But global uncertainty, jobless rate cast shadow
WASHINGTON – A modestly better-than-expected report on retail sales for January could suggest stronger economic growth in coming months. But this week’s severe snowstorms will likely depress activity in February.
The 0.5 percent gain the Commerce Department reported Friday exceeded the 0.3 percent rise economists had expected. Strength came from a surge at general merchandise stores. These include big chains such as those owned by Wal-Mart Stores Inc. Excluding autos, sales rose 0.6 percent.
Higher consumer spending is vital because it accounts for about 70 percent of economic activity. Economists caution, though, that the spending increases seen since summer could falter as the jobs crisis weighs on a fledgling recovery.
They noted a second report that showed consumer confidence slipped in early February. The Reuters/University of Michigan consumer sentiment index dipped to 73.7 for early February. That was down from 74.4 in January.
Some analysts said the unsettled global economy is eroding confidence that the United States can sustain a recovery from the worst recession in decades.
A debt crisis in Greece has plunged the euro, the currency used by 16 European nations, into the worst turmoil since it was launched 11 years ago. Financial markets fear a domino effect that could derail a global rebound.
Concerns about the global economy were raised, too, by China’s move to restrict lending for a second time in a month to cool a credit boom.
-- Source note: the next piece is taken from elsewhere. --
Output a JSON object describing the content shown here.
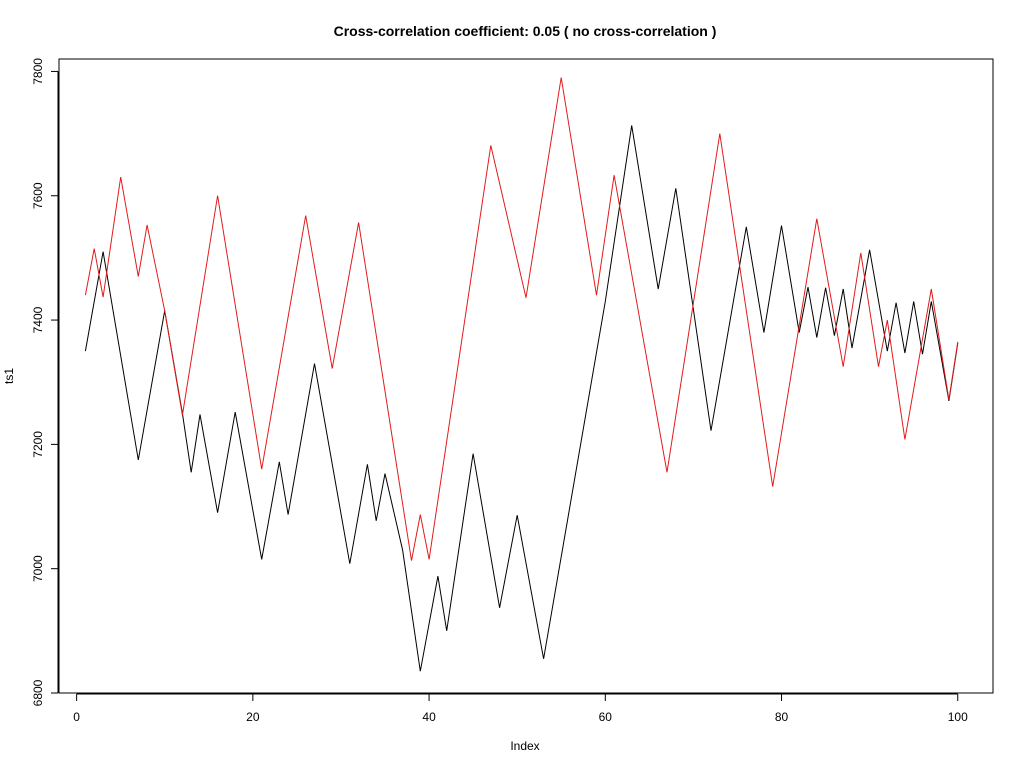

The order for banks to increase reserves against bad loans renewed fears that a flood of lending in China might be fueling a bubble in stock and real estate prices.
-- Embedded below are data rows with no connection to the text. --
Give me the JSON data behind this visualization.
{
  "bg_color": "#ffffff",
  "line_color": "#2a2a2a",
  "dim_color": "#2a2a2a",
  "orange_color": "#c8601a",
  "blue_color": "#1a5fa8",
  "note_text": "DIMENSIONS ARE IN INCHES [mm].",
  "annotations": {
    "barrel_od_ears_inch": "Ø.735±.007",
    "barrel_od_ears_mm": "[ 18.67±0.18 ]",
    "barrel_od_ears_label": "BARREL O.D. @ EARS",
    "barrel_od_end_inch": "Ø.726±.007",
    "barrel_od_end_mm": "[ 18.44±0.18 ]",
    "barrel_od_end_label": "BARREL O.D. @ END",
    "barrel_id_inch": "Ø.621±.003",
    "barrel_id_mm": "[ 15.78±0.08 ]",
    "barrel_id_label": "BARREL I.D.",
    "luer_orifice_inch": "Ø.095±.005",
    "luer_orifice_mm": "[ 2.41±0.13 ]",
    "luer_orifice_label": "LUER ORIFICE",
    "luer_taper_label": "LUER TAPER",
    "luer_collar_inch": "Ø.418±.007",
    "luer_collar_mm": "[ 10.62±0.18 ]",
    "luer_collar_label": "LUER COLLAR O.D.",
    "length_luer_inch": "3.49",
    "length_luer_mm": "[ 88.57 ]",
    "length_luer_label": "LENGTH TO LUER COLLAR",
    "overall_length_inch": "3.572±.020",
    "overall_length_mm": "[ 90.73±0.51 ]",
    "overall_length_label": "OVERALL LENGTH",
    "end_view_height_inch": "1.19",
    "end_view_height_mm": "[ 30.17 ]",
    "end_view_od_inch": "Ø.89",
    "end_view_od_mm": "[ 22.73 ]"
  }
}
But economists said the biggest threat to the U.S. economy remains the reluctance of U.S. consumers to keep spending.
“We expect that lingering high unemployment, weak income growth, low confidence, tight credit conditions and the continuing need to de-leverage will constrain consumption growth for at least this year and possibly well beyond,” said Paul Ashworth, senior U.S. economist at Capital Economics.
Adding to the caution was a separate Commerce report on businesses’ inventories. It said companies reduced their stockpiles 0.2 percent in December. Economists had expected firms to boost their inventories 0.2 percent.